Enhancement Request to better monitoring of the Checkpoints
search cancel

Enhancement Request to better monitoring of the Checkpoints

book

Article ID: 412407

calendar_today

Updated On:

Products

DX SaaS

Issue/Introduction

You are looking for a better monitoring of the Checkpoints with APMIA postgres extension.

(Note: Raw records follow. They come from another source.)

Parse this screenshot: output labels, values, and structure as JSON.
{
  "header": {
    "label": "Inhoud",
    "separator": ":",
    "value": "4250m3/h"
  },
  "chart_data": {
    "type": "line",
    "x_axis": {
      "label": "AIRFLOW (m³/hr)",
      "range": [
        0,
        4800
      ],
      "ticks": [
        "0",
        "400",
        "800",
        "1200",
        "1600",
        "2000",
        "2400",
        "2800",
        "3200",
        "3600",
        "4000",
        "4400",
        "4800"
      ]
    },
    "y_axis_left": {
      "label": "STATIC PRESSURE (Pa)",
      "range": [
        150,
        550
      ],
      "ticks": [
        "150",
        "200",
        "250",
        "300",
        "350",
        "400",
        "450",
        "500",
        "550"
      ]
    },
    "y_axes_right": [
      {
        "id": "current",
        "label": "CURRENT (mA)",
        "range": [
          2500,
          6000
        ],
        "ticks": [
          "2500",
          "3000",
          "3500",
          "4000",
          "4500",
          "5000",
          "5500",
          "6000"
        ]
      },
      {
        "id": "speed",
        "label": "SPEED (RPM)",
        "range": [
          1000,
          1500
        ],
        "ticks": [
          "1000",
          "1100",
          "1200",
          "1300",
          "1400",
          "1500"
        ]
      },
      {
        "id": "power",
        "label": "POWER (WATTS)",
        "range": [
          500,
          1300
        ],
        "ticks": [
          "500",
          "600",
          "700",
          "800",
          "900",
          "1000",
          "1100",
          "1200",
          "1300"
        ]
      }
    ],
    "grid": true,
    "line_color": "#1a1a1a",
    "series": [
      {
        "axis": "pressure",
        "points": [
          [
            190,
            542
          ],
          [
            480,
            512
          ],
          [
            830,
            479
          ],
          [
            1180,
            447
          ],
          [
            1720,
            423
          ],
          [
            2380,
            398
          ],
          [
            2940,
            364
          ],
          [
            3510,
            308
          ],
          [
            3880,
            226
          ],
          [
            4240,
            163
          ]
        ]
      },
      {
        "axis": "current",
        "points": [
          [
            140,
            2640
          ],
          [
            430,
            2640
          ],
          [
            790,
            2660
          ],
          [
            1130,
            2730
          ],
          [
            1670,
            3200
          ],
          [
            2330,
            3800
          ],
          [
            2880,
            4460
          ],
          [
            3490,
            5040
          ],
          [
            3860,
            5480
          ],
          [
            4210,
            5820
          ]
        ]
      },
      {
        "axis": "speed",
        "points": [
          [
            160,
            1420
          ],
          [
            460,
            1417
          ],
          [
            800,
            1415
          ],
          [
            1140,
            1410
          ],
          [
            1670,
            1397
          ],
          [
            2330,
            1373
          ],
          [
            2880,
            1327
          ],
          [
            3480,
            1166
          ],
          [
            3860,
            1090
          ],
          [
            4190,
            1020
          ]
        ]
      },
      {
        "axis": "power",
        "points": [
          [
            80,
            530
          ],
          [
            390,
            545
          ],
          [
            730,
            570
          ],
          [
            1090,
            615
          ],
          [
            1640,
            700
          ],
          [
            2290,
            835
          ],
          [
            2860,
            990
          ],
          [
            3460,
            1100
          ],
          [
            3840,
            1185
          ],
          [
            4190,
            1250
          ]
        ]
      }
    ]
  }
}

Currently there are three metrics related to Checkpoints monitoring.

Checkpoints:Checkpoints Requested
Checkpoints:Checkpoints Scheduled
Checkpoints:Time Spent Where Files Are Written To Disk (ms)

Full matric path is:

SuperDomain|<hostname>|Infrastructure|Agent|Postgres Databases|<database server IP/hostname>>|postgres|....

It seems like metric Checkpoints:Time Spent Where Files Are Written To Disk (ms) are reporting cumulative value and not much use for proper monitoring of Checkpoint if there is an issue.

Your requirement is to have some type of value where you can set a threshold and get an alert if there is an issue with a Checkpoint during certain time window.

Resolution

The APMIA Infrastructure Agent Engineering/DEV team has reviewed this Enhancement Request.

They are planning to have the following funcationality added to the APMIA Infrastructure Agent PostgreSQL Extension.

Once Enhancement Request is complete, this funcationality will be available with out of the box agent Extension.

Implementing the following:

Checkpoint Write Ratio

checkpoint_write_ratio = (checkpoints_req / (checkpoints_timed + checkpoints_req)) * 100

checkpoints_req: Checkpoints forced by reaching max_wal_size or checkpoint_segments (emergency/forced checkpoints)
checkpoints_timed: Checkpoints that happened on schedule due to checkpoint_timeout


All checkpoints are happening on schedule (checkpoints_timed)
No emergency/forced checkpoints (checkpoints_req = 0)
Your WAL (Write-Ahead Log) configuration is properly sized
The system isn't being overwhelmed with writes

Values to be considered for alerting ate as follows (this is on suggestion and could be modified according to the environment and monitoring needs): 

0-10%: Excellent (your case)
10-20%: Good
20-50%: Needs attention
>50%: Poor - consider increasing max_wal_size

This Enhancement Request will be available in DX O2 SAAS release 25.11.